Explanation:
a. To compute the percentage change in the overall price level using a method similar to the consumer price index (CPI), we first need to calculate the expenditure in each year for the fixed basket of goods (1 karaoke machine and 3 CDs).
For 2014:
Expenditure = (Quantity of Karaoke machines * Price of Karaoke machine) + (Quantity of CDs * Price of CD)
Expenditure = (10 * $40) + (30 * $10) = $400 + $300 = $700
For 2015:
Expenditure = (Quantity of Karaoke machines * Price of Karaoke machine) + (Quantity of CDs * Price of CD)
Expenditure = (12 * $60) + (50 * $12) = $720 + $600 = $1320
Now, we calculate the percentage change in the overall price level using the formula:
\[ \text{Percentage change} = \left( \frac{\text{Expenditure in 2015} - \text{Expenditure in 2014}}{\text{Expenditure in 2014}} \right) \times 100 \]
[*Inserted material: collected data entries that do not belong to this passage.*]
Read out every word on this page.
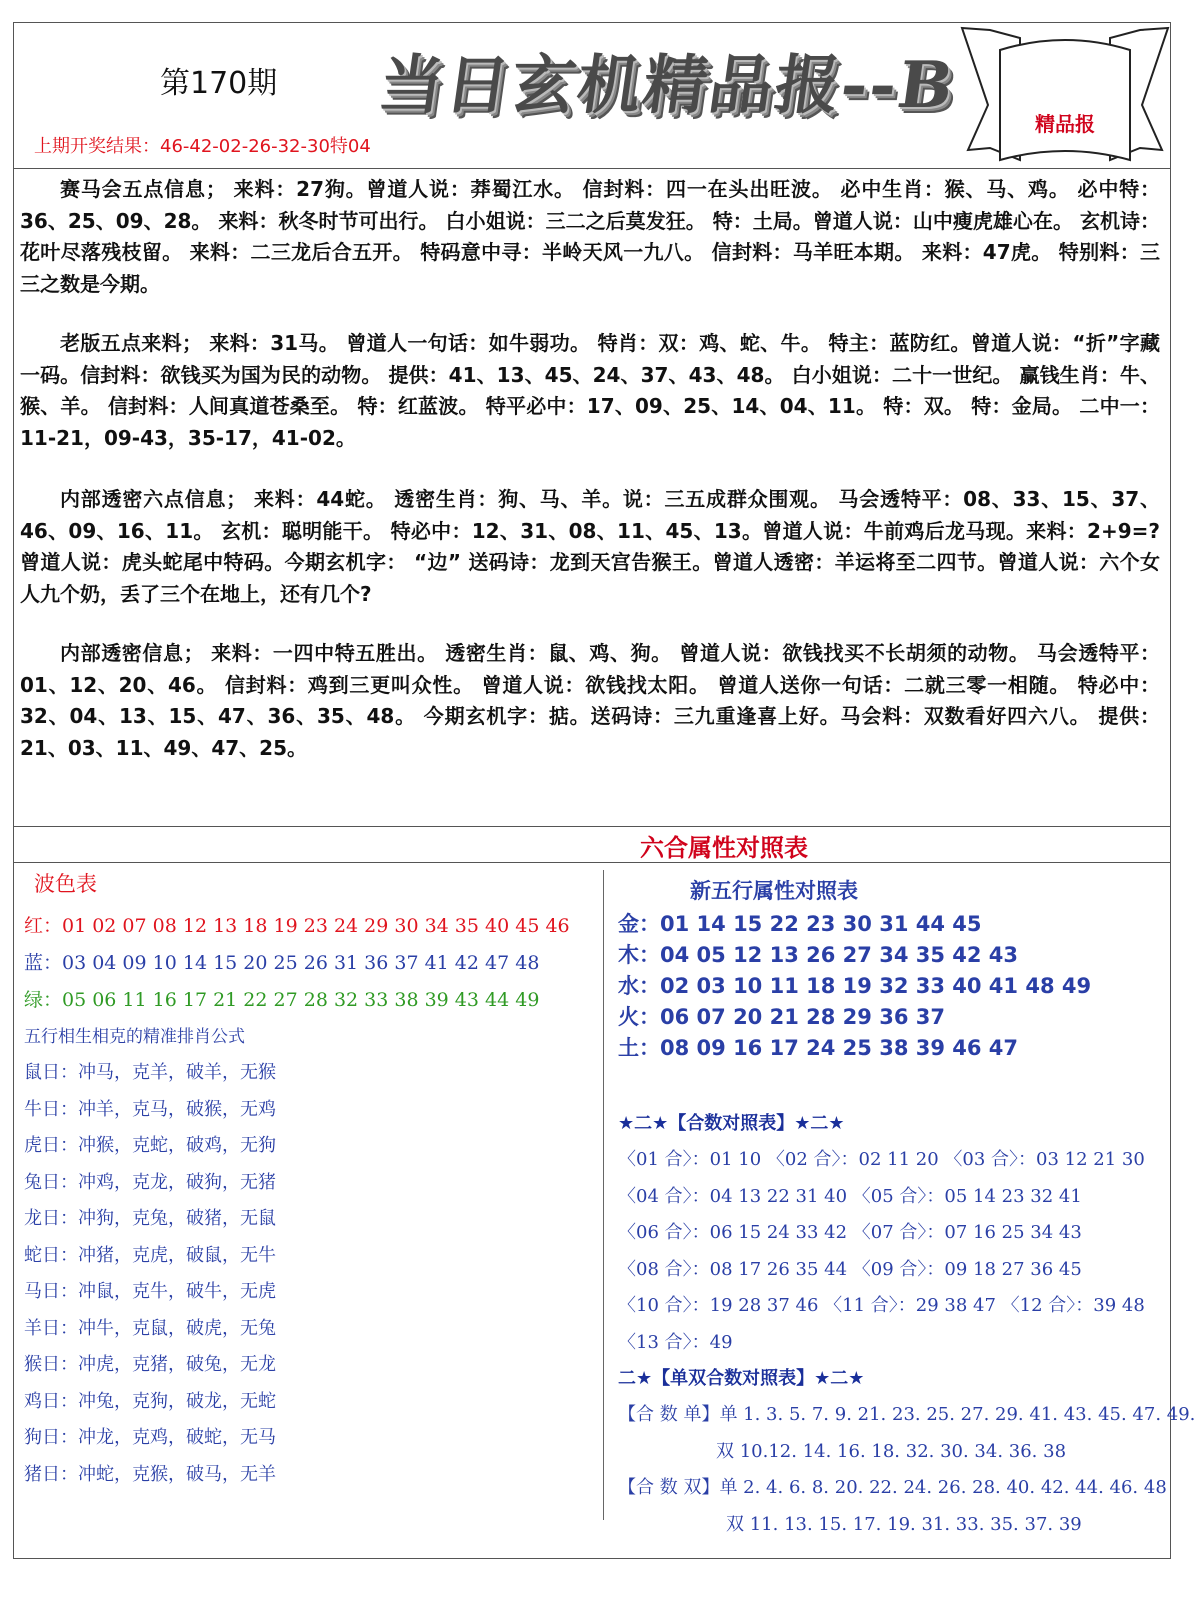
第170期 当日玄机精品报--B
精品报
上期开奖结果：46-42-02-26-32-30特04

赛马会五点信息； 来料：27狗。曾道人说：莽蜀江水。 信封料：四一在头出旺波。 必中生肖：猴、马、鸡。 必中特：36、25、09、28。 来料：秋冬时节可出行。 白小姐说：三二之后莫发狂。 特：土局。曾道人说：山中瘦虎雄心在。 玄机诗：花叶尽落残枝留。 来料：二三龙后合五开。 特码意中寻：半岭天风一九八。 信封料：马羊旺本期。 来料：47虎。 特别料：三三之数是今期。

老版五点来料； 来料：31马。 曾道人一句话：如牛弱功。 特肖：双：鸡、蛇、牛。 特主：蓝防红。曾道人说：“折”字藏一码。信封料：欲钱买为国为民的动物。 提供：41、13、45、24、37、43、48。 白小姐说：二十一世纪。 赢钱生肖：牛、猴、羊。 信封料：人间真道苍桑至。 特：红蓝波。 特平必中：17、09、25、14、04、11。 特：双。 特：金局。 二中一：11-21，09-43，35-17，41-02。

内部透密六点信息； 来料：44蛇。 透密生肖：狗、马、羊。说：三五成群众围观。 马会透特平：08、33、15、37、46、09、16、11。 玄机：聪明能干。 特必中：12、31、08、11、45、13。曾道人说：牛前鸡后龙马现。来料：2+9=? 曾道人说：虎头蛇尾中特码。今期玄机字： “边” 送码诗：龙到天宫告猴王。曾道人透密：羊运将至二四节。曾道人说：六个女人九个奶，丢了三个在地上，还有几个?

内部透密信息； 来料：一四中特五胜出。 透密生肖：鼠、鸡、狗。 曾道人说：欲钱找买不长胡须的动物。 马会透特平：01、12、20、46。 信封料：鸡到三更叫众性。 曾道人说：欲钱找太阳。 曾道人送你一句话：二就三零一相随。 特必中：32、04、13、15、47、36、35、48。 今期玄机字：掂。送码诗：三九重逢喜上好。马会料：双数看好四六八。 提供：21、03、11、49、47、25。

六合属性对照表
波色表
红：01 02 07 08 12 13 18 19 23 24 29 30 34 35 40 45 46
蓝：03 04 09 10 14 15 20 25 26 31 36 37 41 42 47 48
绿：05 06 11 16 17 21 22 27 28 32 33 38 39 43 44 49
五行相生相克的精准排肖公式
鼠日：冲马，克羊，破羊，无猴
牛日：冲羊，克马，破猴，无鸡
虎日：冲猴，克蛇，破鸡，无狗
兔日：冲鸡，克龙，破狗，无猪
龙日：冲狗，克兔，破猪，无鼠
蛇日：冲猪，克虎，破鼠，无牛
马日：冲鼠，克牛，破牛，无虎
羊日：冲牛，克鼠，破虎，无兔
猴日：冲虎，克猪，破兔，无龙
鸡日：冲兔，克狗，破龙，无蛇
狗日：冲龙，克鸡，破蛇，无马
猪日：冲蛇，克猴，破马，无羊
新五行属性对照表
金：01 14 15 22 23 30 31 44 45
木：04 05 12 13 26 27 34 35 42 43
水：02 03 10 11 18 19 32 33 40 41 48 49
火：06 07 20 21 28 29 36 37
土：08 09 16 17 24 25 38 39 46 47
★二★【合数对照表】★二★
〈01 合〉：01 10 〈02 合〉：02 11 20 〈03 合〉：03 12 21 30
〈04 合〉：04 13 22 31 40 〈05 合〉：05 14 23 32 41
〈06 合〉：06 15 24 33 42 〈07 合〉：07 16 25 34 43
〈08 合〉：08 17 26 35 44 〈09 合〉：09 18 27 36 45
〈10 合〉：19 28 37 46 〈11 合〉：29 38 47 〈12 合〉：39 48
〈13 合〉：49
二★【单双合数对照表】★二★
【合 数 单】单 1. 3. 5. 7. 9. 21. 23. 25. 27. 29. 41. 43. 45. 47. 49.
双 10.12. 14. 16. 18. 32. 30. 34. 36. 38
【合 数 双】单 2. 4. 6. 8. 20. 22. 24. 26. 28. 40. 42. 44. 46. 48
双 11. 13. 15. 17. 19. 31. 33. 35. 37. 39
\[ \text{Percentage change} = \left( \frac{1320 - 700}{700} \right) \times 100 \]
\[ \text{Percentage change} = \left( \frac{620}{700} \right) \times 100 \]
\[ \text{Percentage change} ≈ 88.57\% \]
b. To compute the percentage change in the overall price level using a method similar to the GDP deflator, we use the formula:
\[ \text{Percentage change} = \left( \frac{\text{Nominal GDP in 2015} - \text{Nominal GDP in 2014}}{\text{Real GDP in 2014}} \right) \times 100 \]
For both the numerator and the denominator, we calculate the nominal GDP, which is the sum of the current year's expenditures:
For 2014:
Nominal GDP = Expenditure = $700
For 2015:
Nominal GDP = Expenditure = $1320
\[ \text{Percentage change} = \left( \frac{1320 - 700}{700} \right) \times 100 \]
\[ \text{Percentage change} = \left( \frac{620}{700} \right) \times 100 \]
\[ \text{Percentage change} ≈ 88.57\% \]
c. The inflation rate in 2015 is the same using both methods. This is because both methods essentially compare the change in the cost of the fixed basket of goods (1 karaoke machine and 3 CDs) from one year to the next relative to the cost in the base year (2014). Therefore, regardless of the specific method used, the result should be the same.